Alexander Hamilton

Alexander Hamilton by Ron Chernow

My rating: 5 of 5 stars

When I opened the pages of this book, I knew little about Alexander Hamilton aside from the fact that he wrote most of the Federalist Papers. But that man had a life indeed. I immediately found myself transfixed at a story that seemed more suited to fiction than to fact. No wonder that Hamilton’s life has been made the subject of a musical. (Unfortunately, from what I have heard of the music, it is not to my taste.)

Ron Chernow must have known that he had struck gold once he began research for this book. Hamilton’s story has all of the elements of a good Victorian novel: a poor and unfortunate upbringing (born an orphan out of wedlock); a good deal of bloodshed; an ever greater dose of scheming and argumentation; a tender love story and a sordid affair; and, to cap it off, an arch-rival who brings about a tragic end. Piloting through this maelstrom of adventure is the redoubtable Alexander Hamilton: clear-eyed, bright, industrious, at times imprudent and hasty, and always true to his own nature.

In short, I found this biography both extremely readable and a revealing portrait of the first years of this nation. Chernow is a flexible writer, capable of handling the pathos of melodrama, the intrigue of political scandal, the excitement of intellectual innovation, the frenzy of war, and the private moments of quiet intimacy. His primary strength is arguably his psychological insight. Unlike Robert Caro, who is a historian as much as a biographer, Chernow focuses in on the inner workings of his subject, letting us see history through the man’s eyes rather than the man ensconced in history.

Nevertheless, I do think that Chernow’s focus on psychology can lead him astray. At his worst, he is prone to a kind of cheap psychoanalyzing that I think adds very little to the subtance of this book. This was most in evidence in Chernow’s handling of Hamilton’s childhood on St. Croix. Chernow was quick to invoke this experience whenever he wished to explain Hamilton’s behavior. This is understandable, since it is arguably a biographer’s duty to make sense of their subject’s personality by tracing their experience; and Hamilton’s childhood was unique. However, the logic of psychoanalysis is so flexible as to be able to produce any conclusion you wish to wring from it.

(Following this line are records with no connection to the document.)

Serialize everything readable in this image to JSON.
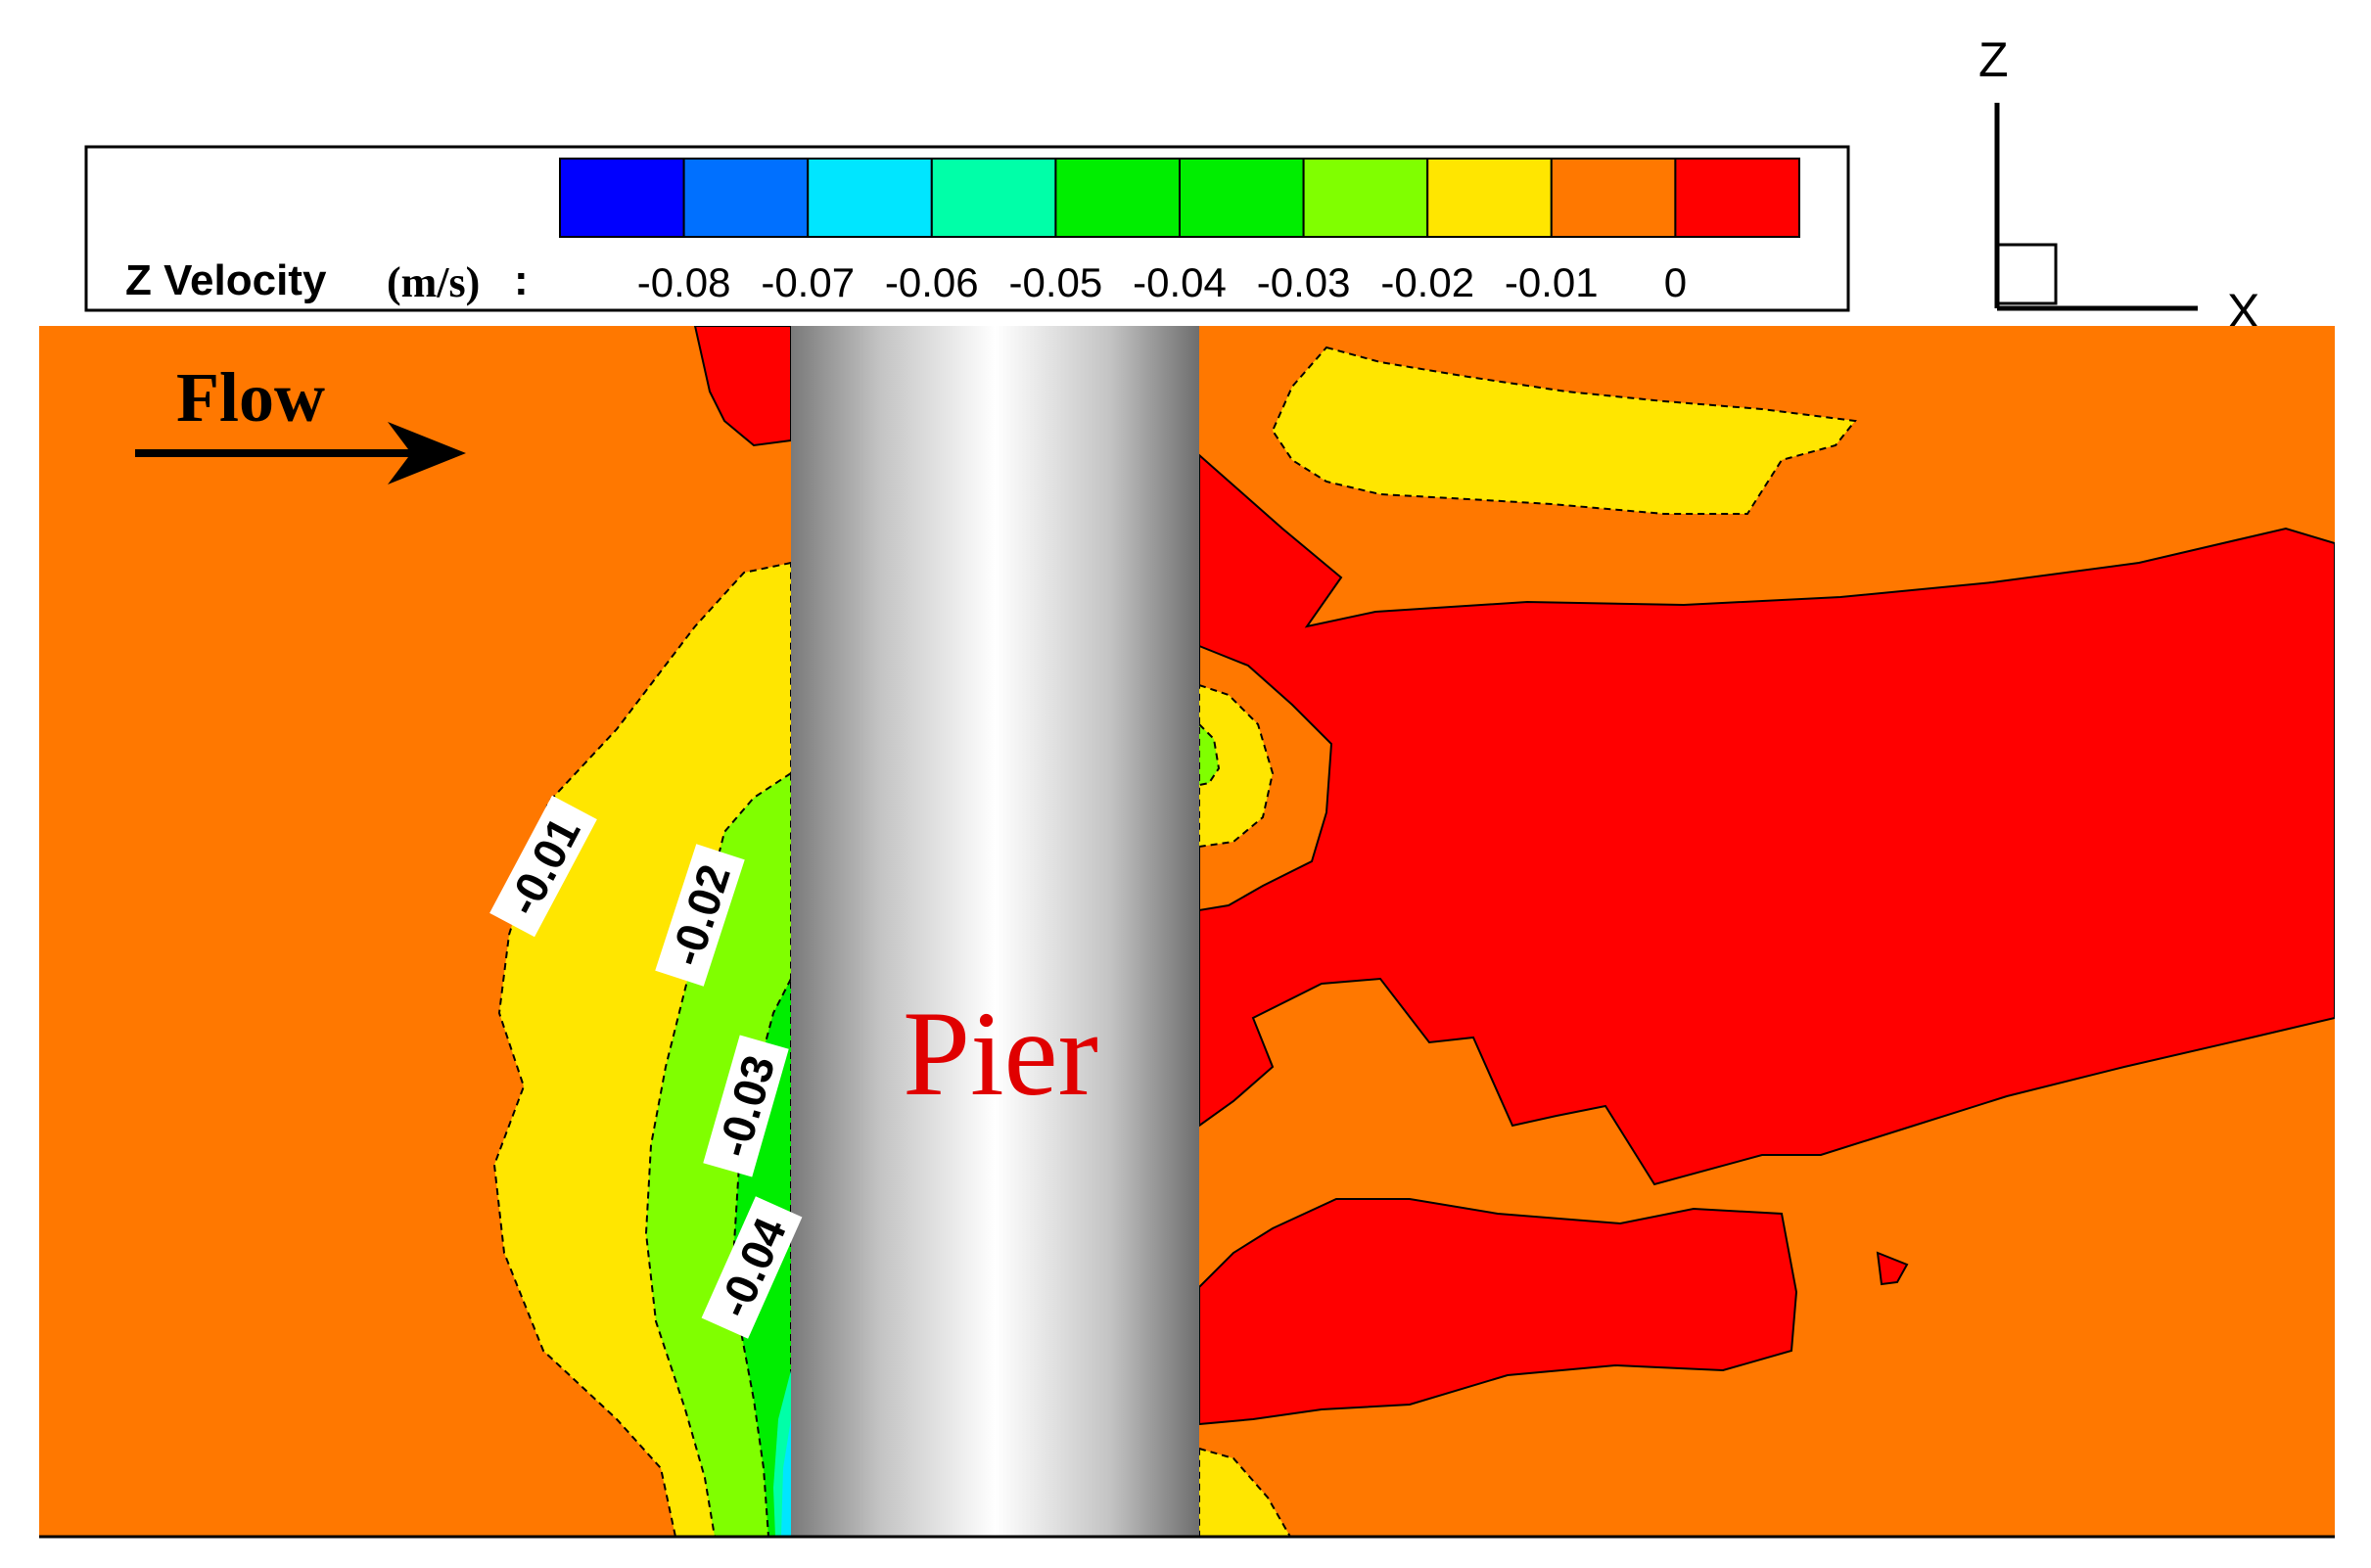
{
  "chart_data": {
    "type": "contour",
    "variable": "Z Velocity",
    "legend": {
      "title": "Z Velocity",
      "unit": "(m/s)",
      "separator": ":",
      "levels": [
        {
          "label": "-0.08",
          "value": -0.08
        },
        {
          "label": "-0.07",
          "value": -0.07
        },
        {
          "label": "-0.06",
          "value": -0.06
        },
        {
          "label": "-0.05",
          "value": -0.05
        },
        {
          "label": "-0.04",
          "value": -0.04
        },
        {
          "label": "-0.03",
          "value": -0.03
        },
        {
          "label": "-0.02",
          "value": -0.02
        },
        {
          "label": "-0.01",
          "value": -0.01
        },
        {
          "label": "0",
          "value": 0
        }
      ],
      "colors": [
        "#0000ff",
        "#0070ff",
        "#00e6ff",
        "#00ffa8",
        "#00ee00",
        "#00ee00",
        "#80ff00",
        "#ffe600",
        "#ff7800",
        "#ff0000"
      ]
    },
    "contour_labels": [
      {
        "label": "-0.01",
        "value": -0.01
      },
      {
        "label": "-0.02",
        "value": -0.02
      },
      {
        "label": "-0.03",
        "value": -0.03
      },
      {
        "label": "-0.04",
        "value": -0.04
      }
    ],
    "annotations": {
      "flow": "Flow",
      "pier": "Pier"
    },
    "axes": {
      "z": "Z",
      "x": "X"
    }
  }
}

Here is an example. We learn that Hamilton’s mother was accused of being a prostitute, and had children out of wedlock. She was abandoned by Hamilton’s father, cast out from polite society, and then died while Hamilton was quite young—penniless and alone. Now let us imagine that Hamilton, in adulthood, was scrupulously faithful to his wife and had a family life entirely free of scandal. The biographer could then say it was an intense desire to escape this childhood experience. Now let us imagine that Hamilton was a rake and constantly had affairs. The biographer could then say that he had a special sympathy for women on the outskirts of society. And so on. My point is that any subsequent behavior can be viewed as either a result of, or a reaction against, this childhood experience, which makes its use as an explanation extremely dubious.

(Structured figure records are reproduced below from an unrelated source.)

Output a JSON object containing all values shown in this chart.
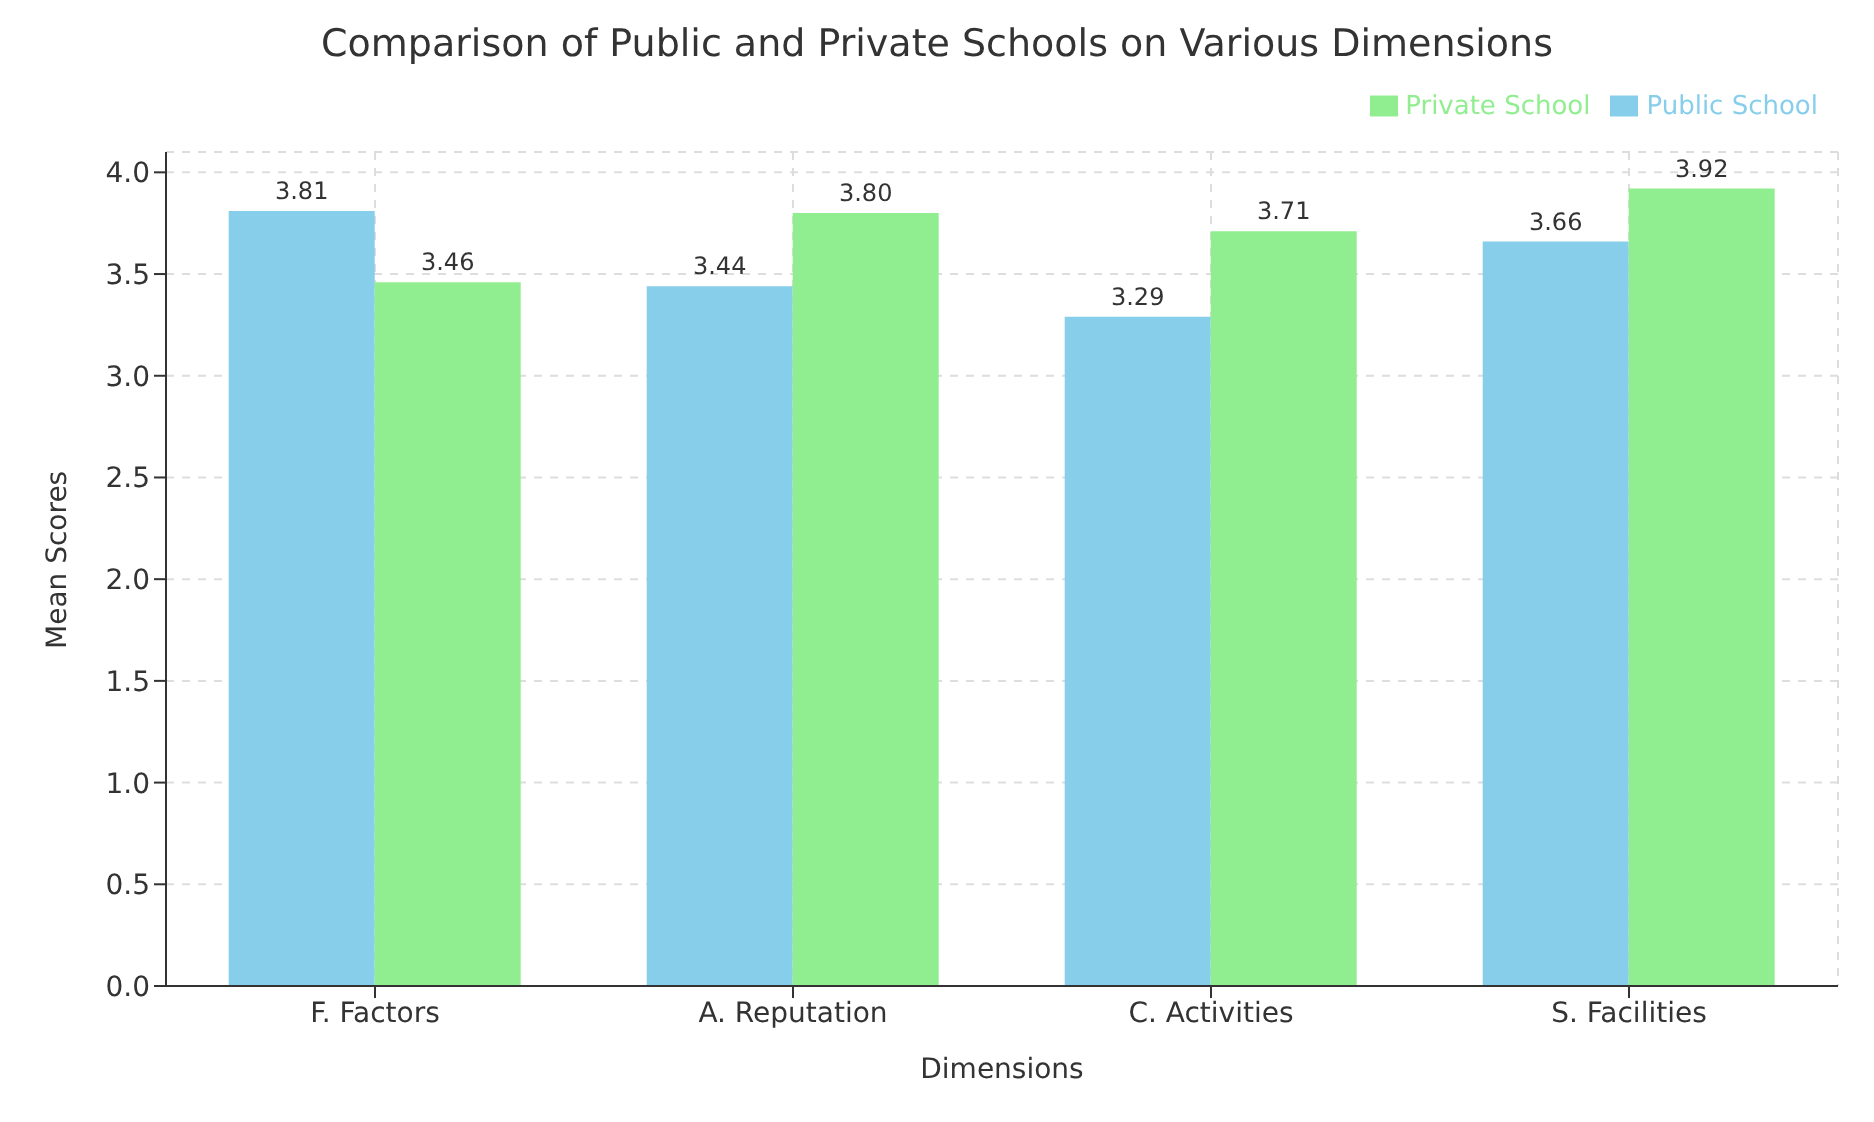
{
  "chart_data": {
    "type": "bar",
    "title": "Comparison of Public and Private Schools on Various Dimensions",
    "xlabel": "Dimensions",
    "ylabel": "Mean Scores",
    "categories": [
      "F. Factors",
      "A. Reputation",
      "C. Activities",
      "S. Facilities"
    ],
    "series": [
      {
        "name": "Public School",
        "color": "#87ceeb",
        "values": [
          3.81,
          3.44,
          3.29,
          3.66
        ],
        "value_labels": [
          "3.81",
          "3.44",
          "3.29",
          "3.66"
        ]
      },
      {
        "name": "Private School",
        "color": "#90ee90",
        "values": [
          3.46,
          3.8,
          3.71,
          3.92
        ],
        "value_labels": [
          "3.46",
          "3.80",
          "3.71",
          "3.92"
        ]
      }
    ],
    "ylim": [
      0,
      4.1
    ],
    "yticks": [
      {
        "value": 0,
        "label": "0.0"
      },
      {
        "value": 0.5,
        "label": "0.5"
      },
      {
        "value": 1,
        "label": "1.0"
      },
      {
        "value": 1.5,
        "label": "1.5"
      },
      {
        "value": 2,
        "label": "2.0"
      },
      {
        "value": 2.5,
        "label": "2.5"
      },
      {
        "value": 3,
        "label": "3.0"
      },
      {
        "value": 3.5,
        "label": "3.5"
      },
      {
        "value": 4,
        "label": "4.0"
      }
    ],
    "grid": true,
    "legend": "top right"
  }
}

This is my first critique of this book. My second is Chernow’s tendency to lionize his subject. It would be unfair to accuse him of writing a hagiography. Chernow is by no means blind to Hamilton’s faults. Still, one senses that Chernow for the most part puts a forgiving and generous interpretation on Hamilton’s actions, while casting the behavior of Hamilton’s foes—Adams and Jefferson, notably—in a far less tolerant light. As Chernow did in his biography of John D. Rockefeller, he is more eager to refute allegations against his subjects than to confirm them. In the hands of another biographer, I think that Hamilton could have come across as a less glorious figure.

In any case, Chernow has produced a well-researched biography that is both exhilarating and enlightening. It is a thoroughly fine book.